Just like how you can immediately hear the sound of FM radio regardless of which station, you can immediately smell "modern tech stack." Its blandness oozes out between the cracks.
Old-school early 00s web applications were basically all bespoke and felt VASTLY different from one another for that reason.
Hmm, I tend to dismiss this idea mainly because I think it'll soon become unnecessary and also belies why most people have "custom setups". My feeling is most people are using LLMs to achieve concrete goals: How to do some basic woodworking, bake bread, get a condensed version of a college course on nuclear physics, or write code to accomplish a task.
Right now specialized setups and finely-tuned models might make sense for bridging the gap between "almost there" and "good enough", but the overall trend seems to be moving toward general-purpose LLMs becoming “good enough” to handle most of these tasks. Over time, the gap between a highly specialized model and a general-purpose one seems to shrink for the level of expertise most people are looking for.
No doubt there may still be some customization for more novel creative applications (and the author even touches on one I expect to see-emulating the dreamlike aesthetic of early generative AI). But novel creativity is a small minority of "My AI Setup" type articles that I see at the moment.
I just started reading "The Brief Wondrous Life of Oscar Wao" by Junot Diaz, and it is about a kid who is into subcultures within a strong Dominican community inside a larger NYC community. Interesting parallels.

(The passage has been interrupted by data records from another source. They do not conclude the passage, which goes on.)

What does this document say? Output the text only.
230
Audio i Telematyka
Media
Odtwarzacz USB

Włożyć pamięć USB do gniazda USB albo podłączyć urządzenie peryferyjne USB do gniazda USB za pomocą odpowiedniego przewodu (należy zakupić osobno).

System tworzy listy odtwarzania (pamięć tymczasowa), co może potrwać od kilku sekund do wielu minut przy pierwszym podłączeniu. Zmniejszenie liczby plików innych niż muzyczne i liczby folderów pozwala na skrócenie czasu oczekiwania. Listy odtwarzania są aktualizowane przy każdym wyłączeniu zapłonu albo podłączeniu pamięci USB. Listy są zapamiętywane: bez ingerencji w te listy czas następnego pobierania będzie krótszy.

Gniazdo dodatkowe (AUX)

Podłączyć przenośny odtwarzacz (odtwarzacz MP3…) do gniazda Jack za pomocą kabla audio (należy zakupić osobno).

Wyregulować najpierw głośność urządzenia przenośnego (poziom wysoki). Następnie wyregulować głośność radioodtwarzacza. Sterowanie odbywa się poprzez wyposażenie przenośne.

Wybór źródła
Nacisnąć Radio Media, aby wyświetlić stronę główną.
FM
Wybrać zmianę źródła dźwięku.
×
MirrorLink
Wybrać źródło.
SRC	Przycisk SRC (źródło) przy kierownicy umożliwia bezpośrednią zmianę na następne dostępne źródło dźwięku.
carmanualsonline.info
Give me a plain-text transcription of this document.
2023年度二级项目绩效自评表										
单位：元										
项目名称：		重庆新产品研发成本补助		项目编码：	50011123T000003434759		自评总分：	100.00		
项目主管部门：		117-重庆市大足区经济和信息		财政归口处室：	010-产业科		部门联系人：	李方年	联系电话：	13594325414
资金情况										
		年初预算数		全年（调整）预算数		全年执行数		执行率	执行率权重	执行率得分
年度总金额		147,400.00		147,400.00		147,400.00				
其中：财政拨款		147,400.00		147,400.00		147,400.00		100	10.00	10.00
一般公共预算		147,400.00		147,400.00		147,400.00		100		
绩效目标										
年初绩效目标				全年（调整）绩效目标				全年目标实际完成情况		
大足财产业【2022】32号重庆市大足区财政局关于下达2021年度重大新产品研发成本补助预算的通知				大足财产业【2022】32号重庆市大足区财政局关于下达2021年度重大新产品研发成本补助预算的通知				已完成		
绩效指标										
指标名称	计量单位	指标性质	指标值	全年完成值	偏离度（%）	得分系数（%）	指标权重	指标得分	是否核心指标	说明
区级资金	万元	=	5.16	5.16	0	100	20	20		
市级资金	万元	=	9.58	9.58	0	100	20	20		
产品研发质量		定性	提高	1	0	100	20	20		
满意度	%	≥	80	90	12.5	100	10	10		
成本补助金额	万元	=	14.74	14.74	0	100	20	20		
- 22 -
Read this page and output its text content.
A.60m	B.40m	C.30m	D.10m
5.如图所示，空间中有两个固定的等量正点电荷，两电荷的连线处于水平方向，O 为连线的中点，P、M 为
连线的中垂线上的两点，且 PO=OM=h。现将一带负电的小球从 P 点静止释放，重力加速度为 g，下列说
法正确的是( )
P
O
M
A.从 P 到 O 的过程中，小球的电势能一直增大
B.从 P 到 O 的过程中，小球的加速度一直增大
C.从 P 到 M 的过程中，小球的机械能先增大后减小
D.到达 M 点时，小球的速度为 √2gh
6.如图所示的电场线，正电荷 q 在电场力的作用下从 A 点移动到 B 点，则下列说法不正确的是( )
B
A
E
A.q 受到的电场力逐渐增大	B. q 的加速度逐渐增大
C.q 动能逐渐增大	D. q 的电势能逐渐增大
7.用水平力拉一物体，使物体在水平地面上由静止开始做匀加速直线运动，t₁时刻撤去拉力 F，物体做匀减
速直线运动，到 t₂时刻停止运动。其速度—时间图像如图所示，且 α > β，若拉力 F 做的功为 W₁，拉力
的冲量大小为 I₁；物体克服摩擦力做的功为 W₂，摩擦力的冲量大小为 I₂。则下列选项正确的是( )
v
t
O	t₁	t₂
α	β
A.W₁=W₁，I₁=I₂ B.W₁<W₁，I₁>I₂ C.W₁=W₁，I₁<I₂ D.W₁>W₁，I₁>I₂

I also experience culture shock when I moved to the UK. I left Australia which was still "pre-emo", and arrived in the UK and was confused as to why goths were running around with fat pants, pokemon backpacks and riding skateboards. It took me a little while to realise there was a next generation subculture already established.
Sometimes the peer group can be remote. The only emo kid in Baghdad is a unique snowflake relative to other Baghdadis, but is following a fashion code vetted by people on Tumblr.
sure there are groups online that i can and am joining, hackernews is one, there were (and are) even local groups where i fit in better. but even in those groups i am only appearing to conform to the outside observer. inside i often take on a non-conformist position, in part by conviction, in part because that's how i grew up. i was always the outsider, and i am comfortable in that role. all i need is an environment where being an outsider is accepted. in every group that i am joining, i am there because i believe in the idea the group represents, not because of the relationship i have with its members. i would remain there even if everyone else left.
Fashion is just a person broadcasting to others: I am like you, or, I am not like you: a way of finding peers (and acting as a red flag for the more closed-minded).
I see a deeper point in the person inside, if that makes sense. Fashion is just a filter.